Facilitating treatment initiation and reproductive care postpartum to prevent substance-exposed pregnancies: A randomized bayesian pilot trial.

Autor: Stotts AL; UTHealth McGovern Medical School, 6431 Fannin, Houston, TX 770030, USA. Electronic address: Angela.L.Stotts@uth.tmc.edu., Villarreal YR; UTHealth McGovern Medical School, 6431 Fannin, Houston, TX 770030, USA., Green C; UTHealth McGovern Medical School, 6431 Fannin, Houston, TX 770030, USA., Berens P; UTHealth McGovern Medical School, 6431 Fannin, Houston, TX 770030, USA., Blackwell S; UTHealth McGovern Medical School, 6431 Fannin, Houston, TX 770030, USA., Khan A; UTHealth McGovern Medical School, 6431 Fannin, Houston, TX 770030, USA., Suchting R; UTHealth McGovern Medical School, 6431 Fannin, Houston, TX 770030, USA., Velasquez M; The University of Texas at Austin, 1823 Red River St, Austin, TX 78712, USA., Markham C; UTHealth School of Public Health, 1200 Pressler, Houston, TX 77030, USA., Klawans MR; UTHealth McGovern Medical School, 6431 Fannin, Houston, TX 770030, USA., Northrup TF; UTHealth McGovern Medical School, 6431 Fannin, Houston, TX 770030, USA.
Jazyk: angličtina
Zdroj: Drug and alcohol dependence [Drug Alcohol Depend] 2022 Oct 01; Vol. 239, pp. 109602. Date of Electronic Publication: 2022 Aug 13.

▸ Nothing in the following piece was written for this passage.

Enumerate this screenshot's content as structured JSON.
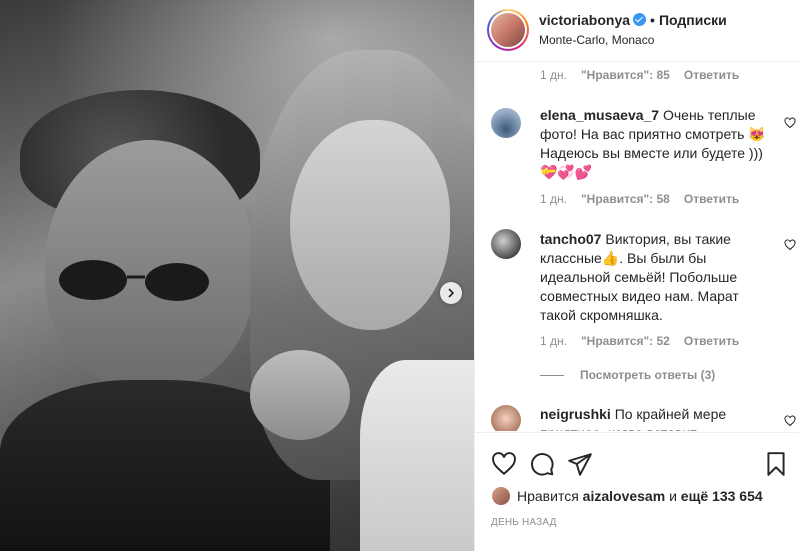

DOI: 10.1016/j.drugalcdep.2022.109602
Abstrakt: Background: For non-treatment-seeking women who use substances during pregnancy, immediately postpartum may be an optimum time for intervention. Our study tested a novel, brief, hospital-initiated, adaptive motivational interviewing plus acceptance and commitment therapy (MIACT) intervention to facilitate treatment initiation and reproductive planning postpartum among mothers who used substances during pregnancy.

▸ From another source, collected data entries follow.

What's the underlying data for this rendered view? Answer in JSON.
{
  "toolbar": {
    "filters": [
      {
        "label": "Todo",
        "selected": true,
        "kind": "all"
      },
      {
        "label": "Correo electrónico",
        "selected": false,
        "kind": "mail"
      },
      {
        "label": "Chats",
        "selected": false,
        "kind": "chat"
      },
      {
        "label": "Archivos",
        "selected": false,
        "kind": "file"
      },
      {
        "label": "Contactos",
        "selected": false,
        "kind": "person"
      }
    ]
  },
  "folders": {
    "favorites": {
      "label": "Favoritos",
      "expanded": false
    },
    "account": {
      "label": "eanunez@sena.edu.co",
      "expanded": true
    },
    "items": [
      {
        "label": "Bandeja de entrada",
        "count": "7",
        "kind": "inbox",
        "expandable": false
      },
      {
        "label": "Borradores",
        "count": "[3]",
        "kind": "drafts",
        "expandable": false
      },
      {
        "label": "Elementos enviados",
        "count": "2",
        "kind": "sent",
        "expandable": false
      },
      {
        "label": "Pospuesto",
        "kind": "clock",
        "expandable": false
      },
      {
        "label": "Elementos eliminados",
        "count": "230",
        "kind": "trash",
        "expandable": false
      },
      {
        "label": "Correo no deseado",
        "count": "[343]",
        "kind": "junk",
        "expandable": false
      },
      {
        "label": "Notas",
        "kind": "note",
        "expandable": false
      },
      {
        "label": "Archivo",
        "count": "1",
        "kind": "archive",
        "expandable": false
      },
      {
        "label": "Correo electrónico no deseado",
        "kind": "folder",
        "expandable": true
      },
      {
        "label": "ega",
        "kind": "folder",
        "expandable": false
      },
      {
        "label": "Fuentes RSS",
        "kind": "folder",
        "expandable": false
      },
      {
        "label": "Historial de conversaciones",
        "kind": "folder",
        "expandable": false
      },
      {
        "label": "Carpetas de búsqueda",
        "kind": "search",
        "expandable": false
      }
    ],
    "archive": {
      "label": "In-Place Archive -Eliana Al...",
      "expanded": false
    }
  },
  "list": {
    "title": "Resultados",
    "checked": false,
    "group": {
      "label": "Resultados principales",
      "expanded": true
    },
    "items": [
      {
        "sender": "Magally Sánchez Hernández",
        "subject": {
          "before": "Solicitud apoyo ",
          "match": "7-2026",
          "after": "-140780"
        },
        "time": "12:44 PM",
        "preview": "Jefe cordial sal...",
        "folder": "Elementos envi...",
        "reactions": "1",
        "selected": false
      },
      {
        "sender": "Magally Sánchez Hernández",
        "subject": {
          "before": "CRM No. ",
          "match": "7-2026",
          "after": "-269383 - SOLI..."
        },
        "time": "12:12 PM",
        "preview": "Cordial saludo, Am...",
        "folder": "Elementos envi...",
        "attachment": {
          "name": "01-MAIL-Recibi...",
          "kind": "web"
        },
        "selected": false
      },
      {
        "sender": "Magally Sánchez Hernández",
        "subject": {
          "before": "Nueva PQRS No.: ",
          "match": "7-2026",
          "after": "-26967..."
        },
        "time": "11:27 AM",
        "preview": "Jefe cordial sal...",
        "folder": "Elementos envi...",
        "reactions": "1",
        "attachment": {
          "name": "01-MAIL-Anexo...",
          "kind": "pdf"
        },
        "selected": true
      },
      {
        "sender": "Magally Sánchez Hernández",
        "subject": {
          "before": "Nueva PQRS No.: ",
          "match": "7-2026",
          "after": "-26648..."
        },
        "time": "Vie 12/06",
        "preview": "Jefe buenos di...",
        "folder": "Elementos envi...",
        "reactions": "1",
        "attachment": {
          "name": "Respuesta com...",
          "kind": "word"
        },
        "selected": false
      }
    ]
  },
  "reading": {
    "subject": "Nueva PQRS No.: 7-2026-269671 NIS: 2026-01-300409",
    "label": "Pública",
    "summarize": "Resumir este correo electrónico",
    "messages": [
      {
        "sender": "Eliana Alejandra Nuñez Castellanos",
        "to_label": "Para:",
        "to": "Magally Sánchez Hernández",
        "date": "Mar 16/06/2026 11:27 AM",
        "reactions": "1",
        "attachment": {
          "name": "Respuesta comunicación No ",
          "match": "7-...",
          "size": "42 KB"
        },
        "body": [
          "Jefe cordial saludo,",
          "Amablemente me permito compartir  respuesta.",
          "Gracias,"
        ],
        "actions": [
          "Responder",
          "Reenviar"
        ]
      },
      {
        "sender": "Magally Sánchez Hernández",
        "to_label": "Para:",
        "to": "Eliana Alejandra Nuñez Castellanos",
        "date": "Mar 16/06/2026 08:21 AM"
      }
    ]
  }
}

Methods: Mothers (N = 64) with an infant admitted to a neonatal intensive care unit were enrolled if they or their infant tested positive for an illicit substance at delivery or had a documented positive drug screen during pregnancy. A parallel group, randomized controlled design assigned participants to MIACT or conventional care (CC), with assessments at week 2 and 4 during treatment and follow-up at 2 and 6 months post treatment. Bayesian generalized linear modeling was used to evaluate outcomes as a function of treatment.
Results: Results indicated that during treatment the MIACT group demonstrated an 84% probability of benefit relative to CC with regard to initiating treatment (RR=1.5), however the effect was not seen at follow-up. MIACT was also associated with an increased probability of attending a postpartum obstetrics visit (RR=1.4), and receiving contraception during treatment and at both follow-ups, with posterior probabilities of 96% or higher and relative risks ranging from 1.5 to 5.1 at varying timepoints. Substance use rates for the MIACT versus CC were higher at follow-up.
Conclusions: Brief, hospital-initiated interventions can assist postpartum mothers who use substances to enter treatment and obtain contraception in order to reduce future substance-exposed pregnancies.